Luigi Mosca – UO Comunicazione e Urp dell’Arpa Campania
Bonifiche, risanamento, rigenerazione: in qualsiasi modo lo si voglia declinare, il tema del recupero del valore ambientale di aree degradate è centrale per la Campania. Lo è in modo particolare per il suo capoluogo, dove “il mare non bagna Napoli”, e continua a non bagnarlo, nei due grandi siti di interesse nazionale da risanare, Napoli est e Bagnoli-Coroglio, ancora interdetti ai bagnanti in ragione del loro passato industriale.
Alla Mostra d’Oltremare, sabato 1° aprile, nell’ambito di EnergyMed, in una tavola rotonda promossa da RemTech Expo, un panel di istituzioni e tecnici si è confrontato sulla questione delle bonifiche in Campania: da due esponenti dell’amministrazione cittadina, Paolo Mancuso ed Edoardo Cosenza, al vicepresidente della Camera – ex ministro dell’Ambiente – Sergio Costa, dai commissari Giuseppe Vadalà (per la realizzazione degli interventi relativi alle discariche abusive), Maurizio Giugni (per la depurazione delle acque), Giovanni Legnini (commissario per emergenza Ischia) al direttore generale dell’Agenzia ambientale della Campania, Stefano Sorvino.
Napoli est – ha ricordato quest’ultimo – rappresenta, a livello nazionale, il più grande progetto di bonifica finora approvato dal ministero dell’Ambiente. In questa vicenda, l’Arpa Campania è impegnata con tutte le funzioni di supporto tecnico-scientifico e di controllo previste nell’ambito del complesso procedimento di bonifica: dalla fase di caratterizzazione ambientale a quella di bonifica, passando dalla valutazione dei rischi sanitari e ambientali.
Il prof. Cosenza, che com’è noto nella Giunta cittadina ha la delega alle Infrastrutture, ha ricordato l’apporto di Arpac nell’ambito dell’Accordo di programma a cui partecipano, tra gli altri, ministero dell’Ambiente, Regione Campania e Comune di Napoli. L’iter di risanamento degli arenili compresi nel perimetro del Sin è giunto all’analisi di rischio, a cui sta lavorando appunto l’Agenzia, dopo che per alcune sostanze (idrocarburi policiclici, metalli e metalloidi) è stato riscontrato il superamento delle concentrazioni soglia di contaminazione fissate dalla normativa vigente. Sulla zona, come molti sanno, insistono storicamente attività di raffinazione e deposito di prodotti petroliferi, alcune delle quali ancora attive.

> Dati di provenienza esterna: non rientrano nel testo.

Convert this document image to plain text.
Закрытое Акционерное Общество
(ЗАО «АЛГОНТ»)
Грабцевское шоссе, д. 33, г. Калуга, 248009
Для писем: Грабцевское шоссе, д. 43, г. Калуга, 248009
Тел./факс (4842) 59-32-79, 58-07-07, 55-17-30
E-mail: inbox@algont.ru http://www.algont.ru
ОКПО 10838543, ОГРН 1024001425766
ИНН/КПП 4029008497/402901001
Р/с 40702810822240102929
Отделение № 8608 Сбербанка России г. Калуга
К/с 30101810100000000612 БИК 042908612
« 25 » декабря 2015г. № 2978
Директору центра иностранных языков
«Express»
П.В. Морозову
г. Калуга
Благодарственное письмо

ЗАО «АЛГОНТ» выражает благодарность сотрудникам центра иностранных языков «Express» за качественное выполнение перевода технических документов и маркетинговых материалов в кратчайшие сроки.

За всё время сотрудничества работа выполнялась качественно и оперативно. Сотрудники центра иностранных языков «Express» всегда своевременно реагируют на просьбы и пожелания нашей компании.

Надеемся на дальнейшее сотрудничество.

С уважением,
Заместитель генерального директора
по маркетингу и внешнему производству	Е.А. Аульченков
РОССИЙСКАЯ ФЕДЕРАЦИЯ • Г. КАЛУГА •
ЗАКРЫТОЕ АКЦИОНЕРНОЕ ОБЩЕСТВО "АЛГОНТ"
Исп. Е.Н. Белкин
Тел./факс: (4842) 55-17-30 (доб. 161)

L’analisi di rischio serve appunto a chiarire se i valori riscontrati possano rappresentare un rischio per la salute della popolazione, nel momento in cui si deciderà – come è nelle intenzioni del Comune – di riaprire le spiagge alla fruizione dei cittadini. Eventualmente, sulla base dei risultati, si suggeriranno interventi di risanamento, da realizzare ovviamente prima della riapertura delle spiagge.
Ma i due Siti di interesse nazionale non sono chiaramente le uniche aree da risanare in Campania. Il direttore generale Arpac ha parlato di «diffuse criticità», che però restituiscono anche l’immagine di un «territorio operoso», dove le indagini ambientali e i procedimenti in corso sono un grande cantiere aperto, unico nel suo genere. Le indagini nella cosiddetta “Terra dei fuochi”, ad esempio, rappresentano un modello che – ad esempio per l’inserimento dei terreni in diverse classi di rischio – ha avuto ampia eco anche al di fuori dei confini regionali, fornendo anche ispirazione al regolamento nazionale per la caratterizzazione e la bonifica delle aree agricole, emanato nel 2019.
Non bisogna dimenticare in fin dei conti che, sia dal punto di vista tecnico-scientifico, che dal punto di vista amministrativo (si pensi al tema delle competenze) le bonifiche sono una sfida complessa – se non complicata – ma non per questo meno appassionante.